UTF-8 and Windows Console

1,501 views
Skip to first unread message

Attila Tajti

unread,
Dec 2, 2010, 3:01:35 PM12/2/10
to golang-nuts
Some time back I written a app in Go that happened to use UTF-8 strings all over the place. Everything worked perfectly until I tried the app on Windows XP SP3.

Yesterday I got fed up with this and decided to see what could I do. The easiest way seemed to be to set the output to codepage 65001 for UTF-8. Unfortunately this breaks batch files on XP, even the one currently being executed is aborted after a command changes the codepage 65001. Even simple programs like more is broken once it is set.

Therefore I decided to try the WriteConsole API that has both ANSI and Unicode version.

I ended up writing a program to test my findings, that includes a replacement syscall.Write() for Windows:


func Write(fd int, p []byte) (n int, errno int) {
var mode uint32
var done uint32
if handleIsConsole, _ := GetConsoleMode(int32(fd), &mode); handleIsConsole {
buf16 := utf16.Encode([]int(string(p)))
//for _, c := range buf16 { print(c," ") } ; println()
if ok, e:= WriteConsole(int32(fd), buf16, &done); !ok {
return 0, e
}
// convert length of utf16 characters to number of bytes written
if done == uint32(len(buf16)) {
done = uint32(len(p))
} else {
done = 0
for _, rune := range utf16.Decode(buf16[:done]) {
done += uint32(utf8.RuneLen(rune))
}
}
} else {
if ok, e := syscall.WriteFile(int32(fd), p, &done, nil); !ok {
return 0, e
}
}
return int(done), 0
}

This can be used like the current syscall.Write(), eg.:

Write(stdcall.Stdout, []byte("Hello, 世界●\n"))

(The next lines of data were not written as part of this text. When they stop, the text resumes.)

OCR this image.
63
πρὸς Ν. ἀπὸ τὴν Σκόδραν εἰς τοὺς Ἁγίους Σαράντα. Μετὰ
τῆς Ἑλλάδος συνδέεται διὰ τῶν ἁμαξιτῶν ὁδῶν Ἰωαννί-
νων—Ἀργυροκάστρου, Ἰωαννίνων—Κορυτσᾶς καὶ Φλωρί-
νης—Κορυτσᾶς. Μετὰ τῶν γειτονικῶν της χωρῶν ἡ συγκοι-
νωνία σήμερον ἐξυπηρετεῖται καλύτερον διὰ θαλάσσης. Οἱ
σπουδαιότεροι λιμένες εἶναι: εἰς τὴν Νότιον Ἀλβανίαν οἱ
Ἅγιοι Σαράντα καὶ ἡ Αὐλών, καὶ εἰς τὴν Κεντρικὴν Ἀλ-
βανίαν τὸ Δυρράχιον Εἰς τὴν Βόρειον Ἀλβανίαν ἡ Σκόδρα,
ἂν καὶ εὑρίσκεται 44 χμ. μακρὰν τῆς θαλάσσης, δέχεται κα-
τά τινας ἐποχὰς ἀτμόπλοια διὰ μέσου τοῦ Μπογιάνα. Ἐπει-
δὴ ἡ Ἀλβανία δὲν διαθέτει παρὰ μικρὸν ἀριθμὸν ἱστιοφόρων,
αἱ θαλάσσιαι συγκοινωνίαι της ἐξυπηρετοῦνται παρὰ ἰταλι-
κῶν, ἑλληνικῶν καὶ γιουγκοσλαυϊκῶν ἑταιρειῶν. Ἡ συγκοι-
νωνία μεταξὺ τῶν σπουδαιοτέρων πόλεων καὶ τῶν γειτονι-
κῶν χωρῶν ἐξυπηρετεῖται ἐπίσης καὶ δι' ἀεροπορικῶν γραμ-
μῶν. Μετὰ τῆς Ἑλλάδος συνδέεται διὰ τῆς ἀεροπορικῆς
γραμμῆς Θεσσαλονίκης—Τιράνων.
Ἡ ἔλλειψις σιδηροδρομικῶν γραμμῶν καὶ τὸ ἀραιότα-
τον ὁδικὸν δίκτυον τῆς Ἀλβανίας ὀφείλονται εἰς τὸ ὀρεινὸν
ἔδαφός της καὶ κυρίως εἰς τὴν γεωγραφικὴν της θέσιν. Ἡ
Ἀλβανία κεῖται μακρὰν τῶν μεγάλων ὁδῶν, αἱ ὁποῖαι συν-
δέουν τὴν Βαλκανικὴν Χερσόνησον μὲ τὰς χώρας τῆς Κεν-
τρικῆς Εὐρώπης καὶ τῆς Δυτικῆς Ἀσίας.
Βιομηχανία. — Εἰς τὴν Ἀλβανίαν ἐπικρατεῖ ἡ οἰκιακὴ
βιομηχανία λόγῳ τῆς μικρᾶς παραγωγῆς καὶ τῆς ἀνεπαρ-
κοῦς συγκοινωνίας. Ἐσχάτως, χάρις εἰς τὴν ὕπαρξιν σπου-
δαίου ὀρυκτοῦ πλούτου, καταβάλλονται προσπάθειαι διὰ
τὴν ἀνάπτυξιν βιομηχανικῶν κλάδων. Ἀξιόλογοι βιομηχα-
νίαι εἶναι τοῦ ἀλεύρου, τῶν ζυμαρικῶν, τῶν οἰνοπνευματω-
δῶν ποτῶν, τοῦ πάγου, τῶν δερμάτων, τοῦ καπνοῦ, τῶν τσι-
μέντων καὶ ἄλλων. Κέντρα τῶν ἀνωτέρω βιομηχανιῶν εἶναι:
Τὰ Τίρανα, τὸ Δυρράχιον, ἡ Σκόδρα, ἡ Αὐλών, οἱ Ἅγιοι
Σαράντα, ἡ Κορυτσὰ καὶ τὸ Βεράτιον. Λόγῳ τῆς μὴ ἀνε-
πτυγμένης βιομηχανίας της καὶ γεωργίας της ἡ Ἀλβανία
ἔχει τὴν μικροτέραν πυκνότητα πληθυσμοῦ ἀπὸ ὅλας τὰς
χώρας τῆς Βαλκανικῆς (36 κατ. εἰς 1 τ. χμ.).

I wonder if anyone has a simpler/better solution with which one can actually print text into the console even on Windows ;)

-- Attila

rh

unread,
Dec 3, 2010, 11:37:29 AM12/3/10
to golang-nuts
Hello Attila,

> I wonder if anyone has a simpler/better solution with which one can actually print text into the console even on Windows ;)

The least painful way I know of is to use _setmode and wprintf.
However, this does introduce a dependency to your program.

You may find this article helpful: http://blogs.msdn.com/b/michkap/archive/2008/03/18/8306597.aspx

Unfortunately, there is another problem: the default raster console
font contains very few characters outside ASCII.

Hope this helped a little.
Robert

Russell Newquist

unread,
Dec 4, 2010, 11:43:42 AM12/4/10
to rh, golang-nuts
As it happens, we're dealing with this exact problem for erGo. UTF-8 under Windows is an annoying beast, for historical reasons. However, it turns out that the solution is a lot easier than you might think. There are two steps you have to take in order to get clean, beautiful UTF-8 printing in the console.

First, you have to change the console font to one that supports UTF-8 ("Lucida Console" should be available for this). This can be done manually by changing the console properties of an open console. If you're running Windows Vista or higher (Server 2008 or higher in the server line), you can do it programmatically using the system call SetCurrentConsoleFontEx. Unfortunately, there seems to be no way to do this programmatically on older versions of Windows, but it can still be done manually.

Second, you have to change the console code page to UTF-8. There seems to be no easy way to do this manually, but you can do it programattically with a call to SetConsoleOutputCP. 65001 is the UTF-8 code page.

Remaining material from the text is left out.